When your AI agent needs an employee handbook
Are you building supervision frameworks that match the level of autonomy you're granting? Treating agents like assistants when they're acting like employees doesn't just create compliance risk—it creates the kind of accountability vacuum that ends badly.
In October I spent two days at IAPP Privacy. Security. Risk. 2025 in San Diego, watching 500+ practitioners try to solve problems that didn't exist two years ago. The conversations kept circling back to a tension I've written about before: we're building AI systems faster than we're building accountability structures around them. What struck me wasn't the regulatory uncertainty—that's nothing new. It was how the gaps between what developers build, what deployers control, and what regulators expect are creating real operational problems right now. Over the next few weeks, I'll pull patterns from sessions on AI agents, state innovation, cross-functional governance, and federal preemption—field notes on where handoffs are breaking down.
The "Minding Mindful Machines" session at IAPP PSR 2025 tackled a question that's getting harder to ignore: what happens when your AI agent screws up?
The analogy: treat AI agents like contract workers—smart but overconfident, prone to fabricating information, and vulnerable to social engineering. So how much autonomy do you want to give them? And when a hundred of these "workers" are collaborating on tasks, who's supervising?
A live demo showed the consent problem in action. An agent booking travel asked permission every few seconds—"Can I access your email? Can I search flights? Can I send this message?" The result? Consent fatigue. Users reflexively clicking "yes, yes, yes" just to complete the task. This is what consent frameworks look like when they meet autonomous systems.

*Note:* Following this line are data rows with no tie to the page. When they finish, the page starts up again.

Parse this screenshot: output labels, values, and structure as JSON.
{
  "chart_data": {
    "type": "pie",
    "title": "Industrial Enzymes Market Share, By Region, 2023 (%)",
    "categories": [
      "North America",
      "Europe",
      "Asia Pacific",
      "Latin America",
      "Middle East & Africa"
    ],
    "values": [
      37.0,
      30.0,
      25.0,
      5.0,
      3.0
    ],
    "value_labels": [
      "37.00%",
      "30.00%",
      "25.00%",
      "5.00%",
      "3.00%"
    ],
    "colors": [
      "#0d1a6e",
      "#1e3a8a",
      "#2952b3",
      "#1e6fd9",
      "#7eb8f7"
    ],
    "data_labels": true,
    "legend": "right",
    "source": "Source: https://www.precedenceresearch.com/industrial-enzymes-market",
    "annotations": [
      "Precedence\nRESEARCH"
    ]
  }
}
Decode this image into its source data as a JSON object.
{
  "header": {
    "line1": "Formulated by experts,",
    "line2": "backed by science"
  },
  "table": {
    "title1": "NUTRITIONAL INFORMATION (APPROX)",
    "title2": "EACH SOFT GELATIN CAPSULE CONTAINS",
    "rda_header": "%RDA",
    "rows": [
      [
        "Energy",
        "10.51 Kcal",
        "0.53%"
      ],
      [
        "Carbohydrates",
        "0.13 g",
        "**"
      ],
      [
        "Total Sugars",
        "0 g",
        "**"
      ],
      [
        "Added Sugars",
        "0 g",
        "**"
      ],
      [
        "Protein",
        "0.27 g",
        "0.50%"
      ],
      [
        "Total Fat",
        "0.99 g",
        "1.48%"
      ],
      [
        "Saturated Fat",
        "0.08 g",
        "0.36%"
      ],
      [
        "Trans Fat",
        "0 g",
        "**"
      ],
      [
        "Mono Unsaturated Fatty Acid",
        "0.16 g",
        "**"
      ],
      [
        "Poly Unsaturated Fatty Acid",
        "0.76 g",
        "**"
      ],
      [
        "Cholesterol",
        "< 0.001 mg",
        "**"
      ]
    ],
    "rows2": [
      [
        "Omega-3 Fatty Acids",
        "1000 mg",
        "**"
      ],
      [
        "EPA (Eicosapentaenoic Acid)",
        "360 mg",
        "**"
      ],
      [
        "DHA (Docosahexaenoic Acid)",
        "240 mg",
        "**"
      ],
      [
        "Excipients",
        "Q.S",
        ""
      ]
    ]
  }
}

When something goes wrong, explainability matters. An agent books the wrong venue or accesses the wrong data, and someone is standing before a judge, explaining the decision-making process. With multiple inputs, autonomous planning, and dynamic tool use, that explanation gets complicated fast.

The structural problem runs deeper: model developers sit "upstream"—they shape what agents can do during training and evaluation. Deployers sit "downstream"—they decide what agents should do in specific contexts. But users grant access without understanding what they're authorizing—one-time calendar access or persistent email monitoring? A governance gap where everyone assumes someone else is handling oversight.
The practical question for legal and product teams: Are you building supervision frameworks that match the level of autonomy you're granting? Treating agents like assistants when they're acting like employees doesn't just create compliance risk—it creates the kind of accountability vacuum that ends badly.

Governance frameworks need to shift from "what did the AI output" to "what did the AI decide to do, and why." That's not a technical problem—it's an organizational design problem. And it's not solved by adding another policy document. It's solved by embedding decision boundaries, escalation paths, and audit trails into the architecture itself.